For my next #1962club  read I’m once more taking a trip back into my past reading, albeit with the slight difference that today’s book is not a re-read! Back in my early teens we didn’t have a lot of money to buy books, and so I tended to grab just about anything I could get my hands on. We also didn’t have Young Adult books as such, so as I grew up was drawn to my father’s crime books and my mother’s romances – which inevitably meant reading a lot of books I probably would never go back to now! However, one of my mum’s favourite authors was Victoria Holt, and I did spend a lot of time with her gothic romances. So when I realised that her second novel, “Kirkland Revels” was published in 1962, I couldn’t resist tracking down a copy – it’s a title of hers I don’t recall having read so I thought it would be fun to spend some time travelling back into my past!

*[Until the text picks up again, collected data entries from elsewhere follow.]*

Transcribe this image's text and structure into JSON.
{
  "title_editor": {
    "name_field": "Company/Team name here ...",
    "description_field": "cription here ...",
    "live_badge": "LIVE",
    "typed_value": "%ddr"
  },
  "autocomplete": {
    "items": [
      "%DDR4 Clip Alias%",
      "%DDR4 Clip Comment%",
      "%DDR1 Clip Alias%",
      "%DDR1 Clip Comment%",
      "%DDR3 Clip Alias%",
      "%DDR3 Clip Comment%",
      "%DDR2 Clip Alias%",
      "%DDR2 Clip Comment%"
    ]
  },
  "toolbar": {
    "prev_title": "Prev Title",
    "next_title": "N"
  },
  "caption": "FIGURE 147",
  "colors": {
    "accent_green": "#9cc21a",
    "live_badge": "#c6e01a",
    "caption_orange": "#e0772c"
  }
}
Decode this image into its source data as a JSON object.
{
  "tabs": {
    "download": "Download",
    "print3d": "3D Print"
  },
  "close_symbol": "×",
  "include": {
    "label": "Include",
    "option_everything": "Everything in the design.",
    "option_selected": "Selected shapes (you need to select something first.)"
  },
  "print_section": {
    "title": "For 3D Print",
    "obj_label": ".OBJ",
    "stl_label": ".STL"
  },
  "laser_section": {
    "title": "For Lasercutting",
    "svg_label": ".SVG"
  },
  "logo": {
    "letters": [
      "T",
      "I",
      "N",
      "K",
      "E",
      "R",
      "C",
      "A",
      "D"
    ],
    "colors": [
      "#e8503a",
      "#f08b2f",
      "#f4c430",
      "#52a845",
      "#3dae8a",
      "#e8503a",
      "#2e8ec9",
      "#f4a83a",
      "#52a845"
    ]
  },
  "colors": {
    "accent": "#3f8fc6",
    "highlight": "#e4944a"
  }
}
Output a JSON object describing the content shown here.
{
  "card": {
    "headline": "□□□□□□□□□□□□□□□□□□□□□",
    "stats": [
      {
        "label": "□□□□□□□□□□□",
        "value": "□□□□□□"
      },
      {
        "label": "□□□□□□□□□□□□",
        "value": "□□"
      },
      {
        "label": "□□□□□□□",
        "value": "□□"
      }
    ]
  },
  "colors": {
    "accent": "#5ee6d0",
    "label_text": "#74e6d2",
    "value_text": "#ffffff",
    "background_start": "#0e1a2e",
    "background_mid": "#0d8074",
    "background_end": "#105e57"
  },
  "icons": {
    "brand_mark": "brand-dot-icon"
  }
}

I didn’t know it at the time, but Victoria Holt was one of many pen-names used by the author Eleanor Burford/Hibbert. A massively prolific author, she was also responsible for all of the Jean Plaidy and Philippa Carr books my mother and I read, and according to Wikipedia she wrote under eight different names! Looking down the lists, I recognise a good number of the Holt titles, and this particular strand of writing, those gothic romances, was obviously one my mother favoured. So now, more decades on than I would prefer to acknowledge, how did I find the writing of Victoria Holt?

Well, “Kirkland Revels” follows what I would regard as the basic template of all the Holt novels. The heroine is 19 year old Catherine Corder; returning home from finishing school in France to her emotionally cold father and unwelcoming home, she instantly falls in love with Gabriel Rockwell, the heir of Kirkland Revels. The latter location is of course an old house, previously an Abbey, set deep in Yorkshire. Marrying Gabriel, she finds herself not particularly welcomed by his various family members who see her as a bit of a fortune hunter. However, it’s not long before there are deaths and disappearances, mysterious monks and threats to Catherine all around her. Can she find out the truth, survive the hostile forces threatening her, retain her sanity and ensure the safety of her forthcoming child? You’ll just have to read the book to find out…!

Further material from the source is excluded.